Is Bankruptcy the Answer?

If you’ve suddenly lost your job, been out of work for months, or are hit with massive bills you cannot handle, you may find yourself considering bankruptcy.

While many creditors in fact are lenient enough in treating people who are on financial hardship, it cannot be denied that some would also be understandably harsh especially when the amount involved is very significant.

When the word bankruptcy is mentioned people instantly think of what is commonly known as Chapter 7, or relief from debt. There are two additional types – chapter 11, which is commonly used by businesses to adjust debts or reorganize, and chapter 13, which is another type of debt restructuring available to sole proprietorship businesses and individuals who do not meet the requirements for chapter 7.

In Chapter 7 bankruptcy, there is no mention of a debt repayment plan in contrast to the other types. A bankruptcy trustee appraises all your assets and decides which of them may be considered exempt such as a home, car, or other properties under lien which you would like to confirm. Non-exempt assets shall be collected and sold to settle a portion of your debt. Non-exempt assets includes luxury items acquired for the past 90 days, even on credit, and additional cars with no liens attached. The Bankruptcy Code authorizes the debtors to hold on to certain “exempt” assets and draw on any unclaimed equity on their home in order to decrease the value of other non-exempt assets which they wish to maintain.

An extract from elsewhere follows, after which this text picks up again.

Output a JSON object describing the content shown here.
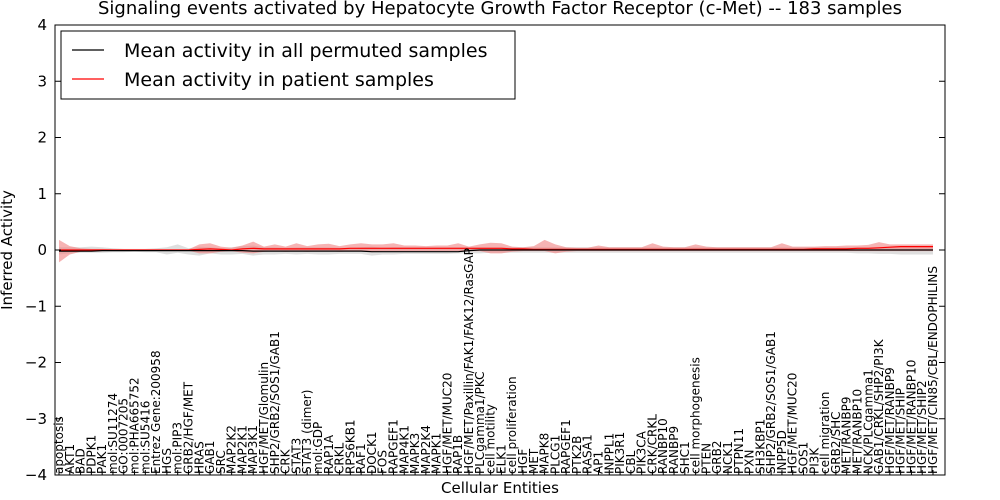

To qualify for chapter 7 relief, you are subject to a means test, which looks at your monthly income averaged over the previous six months. If you fall short of your state’s median income, you automatically qualify for Chapter 7 regardless of the amount of your liability. However, you cannot file if in the last six months you have received certain types of credit counseling or had a bankruptcy case dismissed because you did not comply with requirements or voluntarily dropped the case.

Bankruptcy is a complicated matter which demands a lot of paperwork, so it would be wise for you to hook up with a local lawyer or firm specializing on bankruptcy who can work with you via the internet and by phone.

The case will begin with the filing of an official petition, schedules and a statement of financial affairs in bankruptcy court. Once the petition has been officially filed, creditors are no longer able to go after your debts by either sequestering your property or filing cases against you. Any creditor who violates this stay, even a utility shut-off, can be held in contempt of court and ordered to pay you damages.

Even though bankruptcy seems like a win-win solution when you have creditors on the phone, there is definitely a huge downside to it. Nonexempt property will be sold to pay creditors, so you might lose a vacation home or family heirloom; it will become part of your credit history for 10 years as well as part of the public record; and the costs of bankruptcy itself can be steep and include court fees, trustee’s fees, consumer counseling and a financial education course, even without an attorney.

If you believe that Chapter 7 may provide the answer for you, then start assessing by researching the means test for bankruptcy in your state and weigh your income against the state’s income threshold. If you cannot meet this test, then look for other solutions by contacting creditors or debt counselors. If you still can’t make up your mind try asking for an appointment with a lawyer immediately in order to discuss the procedure. Once you have all the facts, the final decision is up to you and one only you can make.